Sportscar racing
It was in 1952 that Mercedes-Benz returned to racing after the war, again with Alfred Neubauer as team manager. Their small and underpowered[citation needed] gull-winged Mercedes-Benz 300SL, won several races in 1952 including the 24 hours of Le Mans, the Carrera Panamericana, and did well in other important races such as the Mille Miglia.
Mercedes-Benz was also dominant in sports racing cars during the 1950s. The Mercedes-Benz 300 SLR was derived from the W196 Formula One car for use in the 1955 World Sportscar Championship season. At Le Mans that year, a disaster occurred in which a Mercedes-Benz 300SLR collided with another car, killing more than eighty spectators. The team went on to win the two remaining races of the season, and won the Manufacturer's championship, but it had already been planned at the beginning of that year that the company would retire its teams at the end of the 1955 season.[4] In fact in the aftermath of the Le Mans disaster, it would be several decades until Mercedes-Benz returned to front line motorsport.
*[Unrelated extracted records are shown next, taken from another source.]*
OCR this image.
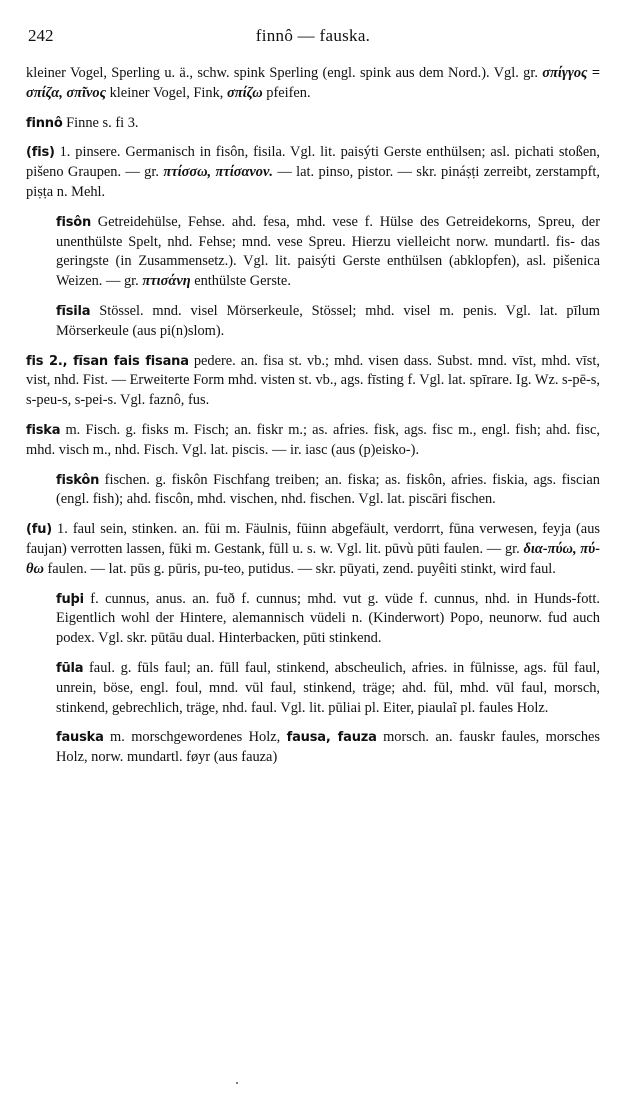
242	finnô — fauska.

kleiner Vogel, Sperling u. ä., schw. spink Sperling (engl. spink aus dem Nord.). Vgl. gr. σπίγγος = σπίζα, σπῖνος kleiner Vogel, Fink, σπίζω pfeifen.

finnô Finne s. fi 3.

(fis) 1. pinsere. Germanisch in fisôn, fisila. Vgl. lit. paisýti Gerste enthülsen; asl. pichati stoßen, pišeno Graupen. — gr. πτίσσω, πτίσανον. — lat. pinso, pistor. — skr. pináṣṭi zerreibt, zerstampft, piṣṭa n. Mehl.

fisôn Getreidehülse, Fehse. ahd. fesa, mhd. vese f. Hülse des Getreidekorns, Spreu, der unenthülste Spelt, nhd. Fehse; mnd. vese Spreu. Hierzu vielleicht norw. mundartl. fis- das geringste (in Zusammensetz.). Vgl. lit. paisýti Gerste enthülsen (abklopfen), asl. pišenica Weizen. — gr. πτισάνη enthülste Gerste.

fīsila Stössel. mnd. visel Mörserkeule, Stössel; mhd. visel m. penis. Vgl. lat. pīlum Mörserkeule (aus pi(n)slom).

fis 2., fīsan fais fisana pedere. an. fisa st. vb.; mhd. visen dass. Subst. mnd. vīst, mhd. vīst, vist, nhd. Fist. — Erweiterte Form mhd. visten st. vb., ags. fīsting f. Vgl. lat. spīrare. Ig. Wz. s-pē-s, s-peu-s, s-pei-s. Vgl. faznô, fus.

fiska m. Fisch. g. fisks m. Fisch; an. fiskr m.; as. afries. fisk, ags. fisc m., engl. fish; ahd. fisc, mhd. visch m., nhd. Fisch. Vgl. lat. piscis. — ir. iasc (aus (p)eisko-).

fiskôn fischen. g. fiskôn Fischfang treiben; an. fiska; as. fiskôn, afries. fiskia, ags. fiscian (engl. fish); ahd. fiscôn, mhd. vischen, nhd. fischen. Vgl. lat. piscāri fischen.

(fu) 1. faul sein, stinken. an. fūi m. Fäulnis, fūinn abgefäult, verdorrt, fūna verwesen, feyja (aus faujan) verrotten lassen, fūki m. Gestank, fūll u. s. w. Vgl. lit. pūvù pūti faulen. — gr. δια-πύω, πύ-θω faulen. — lat. pūs g. pūris, pu-teo, putidus. — skr. pūyati, zend. puyêiti stinkt, wird faul.

fuþi f. cunnus, anus. an. fuð f. cunnus; mhd. vut g. vüde f. cunnus, nhd. in Hunds-fott. Eigentlich wohl der Hintere, alemannisch vüdeli n. (Kinderwort) Popo, neunorw. fud auch podex. Vgl. skr. pūtāu dual. Hinterbacken, pūti stinkend.

fūla faul. g. fūls faul; an. fūll faul, stinkend, abscheulich, afries. in fūlnisse, ags. fūl faul, unrein, böse, engl. foul, mnd. vūl faul, stinkend, träge; ahd. fūl, mhd. vūl faul, morsch, stinkend, gebrechlich, träge, nhd. faul. Vgl. lit. pūliai pl. Eiter, piaulaĩ pl. faules Holz.

fauska m. morschgewordenes Holz, fausa, fauza morsch. an. fauskr faules, morsches Holz, norw. mundartl. føyr (aus fauza)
In the late 1960s and early 1970s, Mercedes returned to competition through the tuning company AMG (later to become a Mercedes-Benz subsidiary), which entered the big Mercedes-Benz 300SEL 6.3 V8 sedan in the Spa 24 Hours and the European Touring Car Championship.
In 1985 Mercedes-Benz returned to sports car racing, as an engine supplier for the Group C cars of the Sauber team. The first cars produced by this relationship, the Sauber C8 and C9 were not particularly successful until the C9 recorded a victory at the 1989 Le Mans race. After this watershed, Mercedes increased its involvement further,[citation needed] and the next sportscar produced by the partnership was called the Mercedes-Benz C11, although the chassis was still built by Sauber. Mercedes-Benz enjoyed some success, but eventually withdraw from sportscar racing after a dismal 1991 season.
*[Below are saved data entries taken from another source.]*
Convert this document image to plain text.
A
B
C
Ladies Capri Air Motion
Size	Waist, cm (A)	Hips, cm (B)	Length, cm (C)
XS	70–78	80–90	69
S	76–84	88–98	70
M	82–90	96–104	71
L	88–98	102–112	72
Mercedes-Benz returned to sportscar racing in 1997, with the CLK GTR which was entered in the new FIA GT Championship world championship series. The successor to this car, the CLR was a spectacular failure. It was entered in the 1999 Le Mans race, but a series of accidents involving the car flipping brought about the cancellation of the CLR project.
Touring cars
It was intended that Mercedes-Benz would enter rallying with the Mercedes-Benz W201 in the early 1980s.[citation needed] Yet, as all wheel drive and turbochargers were introduced by the competition (Audi Quattro) at that time, this was cancelled. Instead the W201 ended up being used in the DTM touring car series from 1988, with the car again being prepared by AMG,[citation needed] who became an official partner and continue to enter the new DTM to the present day. Mercedes currently competes in the new DTM championship.